I say, giving each syllable the same pressure she gave Be Happy

She closes her eyes.


This woman knows nothing of me or my mother, who was 89 when she 

left us. Eighty-nine & working full-time till three weeks before she passed.

Who promised me she’d go to the doctor as I drove the three hours 

to her house. Who went to a meeting instead. 

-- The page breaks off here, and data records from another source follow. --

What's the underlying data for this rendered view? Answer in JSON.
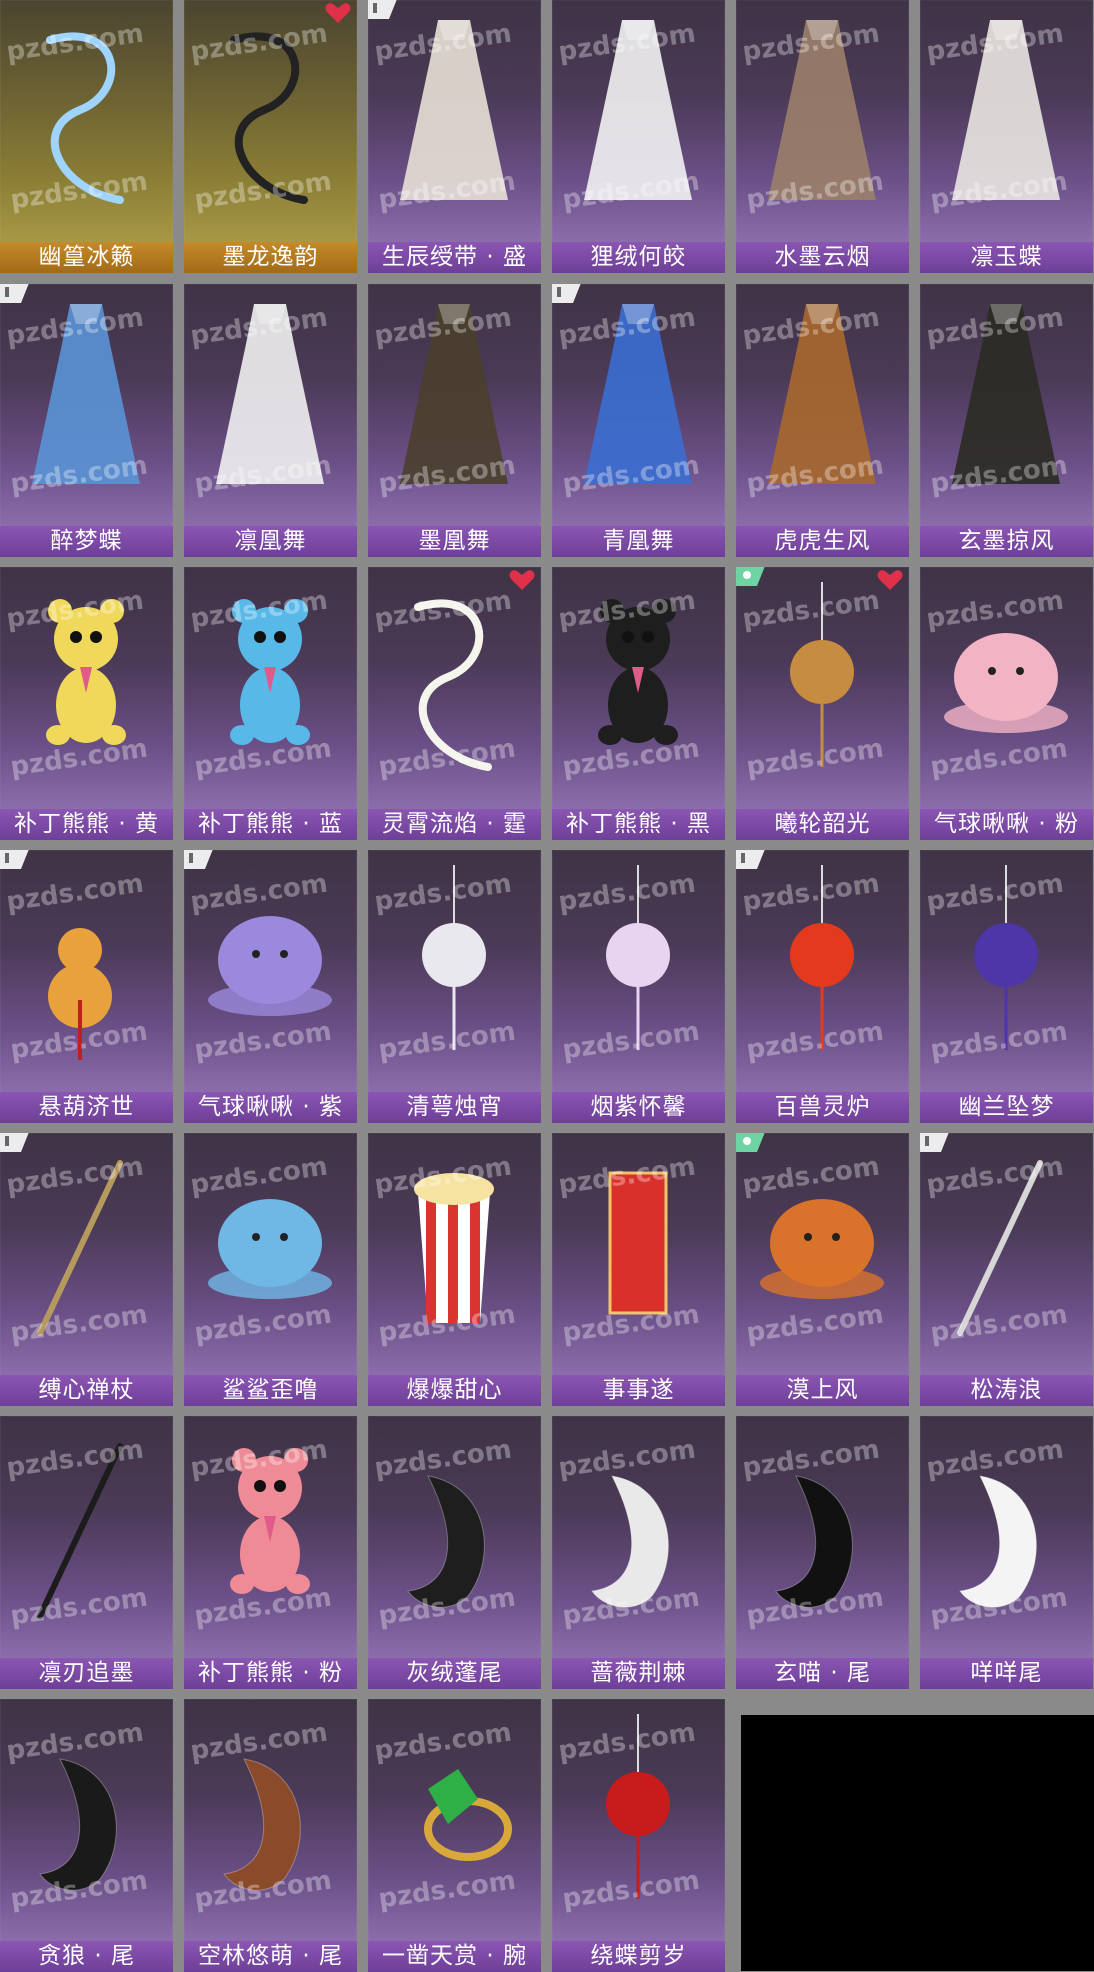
{
  "watermark": "pzds.com",
  "items": [
    {
      "name": "幽篁冰籁",
      "color": "#9fd4ff",
      "gold": true,
      "icon": "ice-dragon-icon"
    },
    {
      "name": "墨龙逸韵",
      "color": "#222222",
      "gold": true,
      "heart": true,
      "icon": "ink-dragon-icon"
    },
    {
      "name": "生辰绶带 · 盛",
      "color": "#e8e0d6",
      "new": true,
      "icon": "ribbon-sash-icon"
    },
    {
      "name": "狸绒何皎",
      "color": "#f2f2f2",
      "icon": "white-wig-icon"
    },
    {
      "name": "水墨云烟",
      "color": "#9b7f69",
      "icon": "ink-robe-icon"
    },
    {
      "name": "凛玉蝶",
      "color": "#e9e6e1",
      "icon": "jade-butterfly-outfit-icon"
    },
    {
      "name": "醉梦蝶",
      "color": "#5a94d6",
      "new": true,
      "icon": "blue-butterfly-outfit-icon"
    },
    {
      "name": "凛凰舞",
      "color": "#efefef",
      "icon": "white-phoenix-outfit-icon"
    },
    {
      "name": "墨凰舞",
      "color": "#4a3f2c",
      "icon": "dark-phoenix-outfit-icon"
    },
    {
      "name": "青凰舞",
      "color": "#3b6ed1",
      "new": true,
      "icon": "blue-phoenix-outfit-icon"
    },
    {
      "name": "虎虎生风",
      "color": "#a8682d",
      "icon": "tiger-costume-icon"
    },
    {
      "name": "玄墨掠风",
      "color": "#2b2b24",
      "icon": "dark-cape-icon"
    },
    {
      "name": "补丁熊熊 · 黄",
      "color": "#f0d85a",
      "icon": "teddy-bear-yellow-icon"
    },
    {
      "name": "补丁熊熊 · 蓝",
      "color": "#58b8e8",
      "icon": "teddy-bear-blue-icon"
    },
    {
      "name": "灵霄流焰 · 霆",
      "color": "#f5f5ee",
      "heart": true,
      "icon": "lightning-aura-icon"
    },
    {
      "name": "补丁熊熊 · 黑",
      "color": "#1e1e1e",
      "icon": "teddy-bear-black-icon"
    },
    {
      "name": "曦轮韶光",
      "color": "#c68c3f",
      "green": true,
      "heart": true,
      "icon": "golden-halo-icon"
    },
    {
      "name": "气球啾啾 · 粉",
      "color": "#f2b4c4",
      "icon": "pink-balloon-blob-icon"
    },
    {
      "name": "悬葫济世",
      "color": "#e9a23b",
      "new": true,
      "icon": "gourd-icon"
    },
    {
      "name": "气球啾啾 · 紫",
      "color": "#9a89dc",
      "new": true,
      "icon": "purple-balloon-blob-icon"
    },
    {
      "name": "清萼烛宵",
      "color": "#e8e8ee",
      "icon": "lotus-lamp-icon"
    },
    {
      "name": "烟紫怀馨",
      "color": "#e8d3f0",
      "icon": "purple-sachet-icon"
    },
    {
      "name": "百兽灵炉",
      "color": "#e33a1d",
      "new": true,
      "icon": "flame-censer-icon"
    },
    {
      "name": "幽兰坠梦",
      "color": "#4d36a8",
      "icon": "orchid-pendant-icon"
    },
    {
      "name": "缚心禅杖",
      "color": "#b69a5d",
      "new": true,
      "icon": "zen-staff-icon"
    },
    {
      "name": "鲨鲨歪噜",
      "color": "#6fb8e6",
      "icon": "shark-plush-icon"
    },
    {
      "name": "爆爆甜心",
      "color": "#d8352f",
      "icon": "popcorn-icon"
    },
    {
      "name": "事事遂",
      "color": "#d9302c",
      "icon": "red-scroll-icon"
    },
    {
      "name": "漠上风",
      "color": "#d9722b",
      "green": true,
      "icon": "owl-icon"
    },
    {
      "name": "松涛浪",
      "color": "#d6d6d6",
      "new": true,
      "icon": "flute-icon"
    },
    {
      "name": "凛刃追墨",
      "color": "#1c1c1c",
      "icon": "black-sword-icon"
    },
    {
      "name": "补丁熊熊 · 粉",
      "color": "#ee8b96",
      "icon": "teddy-bear-pink-icon"
    },
    {
      "name": "灰绒蓬尾",
      "color": "#1e1e1e",
      "icon": "fluffy-black-tail-icon"
    },
    {
      "name": "蔷薇荆棘",
      "color": "#e9e9e9",
      "icon": "rose-thorn-tail-icon"
    },
    {
      "name": "玄喵 · 尾",
      "color": "#111111",
      "icon": "black-cat-tail-icon"
    },
    {
      "name": "咩咩尾",
      "color": "#f4f4f4",
      "icon": "white-tail-icon"
    },
    {
      "name": "贪狼 · 尾",
      "color": "#1a1a1a",
      "icon": "wolf-tail-icon"
    },
    {
      "name": "空林悠萌 · 尾",
      "color": "#8b4a2a",
      "icon": "raccoon-tail-icon"
    },
    {
      "name": "一凿天赏 · 腕",
      "color": "#2fb047",
      "icon": "emerald-bracelet-icon"
    },
    {
      "name": "绕蝶剪岁",
      "color": "#c81b1b",
      "icon": "red-butterfly-hairpin-icon"
    }
  ]
}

                                                                                       Your mother, the healer 

begins, leaning again on the weight of each word, is very busy. She wants 

you to stop worrying about her.


*


Eve


works in foundations

bras, girdles,

merry widows.

She sells undies

32A to 48D

cotton, nylon

rigid, racy.

She sells what binds

and defines, lifts 

and separates,

squeezes in and pushes out.

What makes 

a woman-shape

out of the soft 

swing and flow

of female flesh

makes cones

out of curves

taut from loose

soft into hard.

She buys here too.


O Eve, stripped

in the wavery light

of the Ben Snyder

dressing room,

remember when you

walked, ecstatic 

and naked 

in the Garden,

at home in the roll

of you, round and

luscious, how firm

a foundation was that?



Harlan County native, George Ella Lyon writes in multiple genres for readers of all ages. She has published five poetry collections, a novel and memoir for adults, novels and poetry for young people, and many children’s picture books. Her most recent titles include Back To The Light: Poems (University Press of Kentucky, 2021) and Time to Fly (Atheneum, 2022). Her poem “Where I’m From” has gone around the world as a writing model. Married to musician and writer Steve Lyon, she served as Kentucky Poet Laureate (2015-2016) and was recently inducted into the Kentucky Writers Hall of Fame.